Akan tetapi dalam dirinya terdapat berbagai cita-cita yang begitu mulia,
sebagai sesorang yang bermartabat serta bermanfaat bagi orang banyak, walau
kenyataannya ia hanya tersungkir dalam drama yang tak berujung ini. Meski dengan sekuat tenaga ia membuktikan
kelenjar tak akan kalah dari otot, serta dengan berbagai cara yang mungkin bisa
melepaskannya dari pelabelan buruk (stereotype) terhadap dirinya dan
teman-temannya yang ‘biasa’ diperoleh, hanya karena perbedaan biologis yang tak
pernah menjadi soal bagi dirinya, terutama. Kegelisahan demi kegelisahan yang
menimpa dirinya, kadang mengalihkan perhatiannya, perhatian yang biasa dijumpai
oleh teman sebayanya yang bergaya hidup mewah dengan pernak-pernik serta
solekan kapital yang kian menyeruak masuk ke dalam alam pikiran gadis-gadis
sebayanya, yang semakin empuk disusupi pembodohan-pembodohan praktis serta
pragmatis.
Ia hanya
berpikir keras atas rentetan kisah yang menimpa dirinya, objek vital yang harus
dicederai oleh sesuatu semestinya belum menimpa dirinya, dan jalan untuk
melangkah ke depan menjadi gelap tanpa secercah lampu, terlebih apabila suatu
saat nanti ia telah mengenyam pendidikan yang tinggi di antara mayoritasnya,
serta ia termangu saat syaraf otaknya membunyikan “perempuan tengah kehilangan
jalannya, perempuan sudah tersesat”[ii], karena
dengan segala kemungkinan bahwa perempuan dapat menempati posisi yang biasa di
huni oleh laki-laki dalam kancah publik, terutama.
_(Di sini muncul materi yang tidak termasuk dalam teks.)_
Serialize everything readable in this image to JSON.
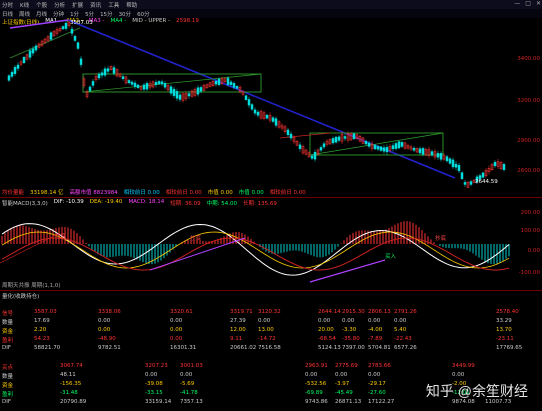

Sedini mungkin gadis itu mempersiapkan
segala sesuatu yang ia punya, potensi, bakat, semangat serta kesemuanya yang
ada pada dirinya. Karena ia sadar betul bahwa istilah maskulin dan feminim
di gunakan secara simetris semata-mata sebagai masalah bentuk layaknya
kertas-kertas resmi [iii]
yang harus mendpatkan perlakuan istimewa di hadapan sang raja, yang sarat akan
perlakuan ‘lain’ karena bentuk lain. Sehingga perempuan rentan dijadikan objek
hisapan, baik verbal atau psikisnya suatu saat, karena ia mencoba berpikir
konkrit serta realistis bahwa apa yang menyebabkan dirinya, teman-temannya atau
bahkan manusia yang berkelamin sama dengannya mendapatkan perlakuan-perlakuan
yang kurang menyenangkan, sehingga dijadikan objek hisapan kaum atau manusia
yang berbeda kelaminnya ialah ekonomi. Ekonomi yang di dalamnya terdapat
kebutuhan dan keinginan yang secara naluri manusia membutuhkannya, walaupun
belakangan ini keduanya mendapatkan posisi interval di mata kaumnya, kemudian
ia coba menggali apa yang menjadikannya masalah kebutuhan dan keinginan begitu
primordial dalam kehidupan, dan ia menemukan satu pemahaman dari goresan tangan
Jaques Lacan yang menurtutnya kebutuhan ialah energi murni organik untuk hidup,
sedangkan keinginan lebih mendekati nafsu sebagai energi aktif yang berkaitan
dengan proses psikis [iv],
sehingga psyche yang rentan terhadap dorongan-dorongan pemenuhan diri
dapat menyebabkan ia terjerumus dalam kategori hisapan tersebut, sehingga tidak
sedikit banyak diantara kaumnya, atau bahkan teman sebayanya di luar sana yang
menjadi korban keganasan realita. Sehingga ia sebagai gadis kecil yang mencoba
untuk berpikir jauh mewanti-wanti dirinya dari tikaman kenyataan yang
menyebabkan ia terperosok pada lubang yang sama, seperti apa yang dialami oleh
kaumnya dulu dan sekarang. Dengan langkah yang dianggap jitu, serta dengan mentaati
apa yang digariskan untuknya melalui jalan pendidikan yang di empu olehnya, ia
sekuat diri menjadi sesosok kupu-kupu baja [v]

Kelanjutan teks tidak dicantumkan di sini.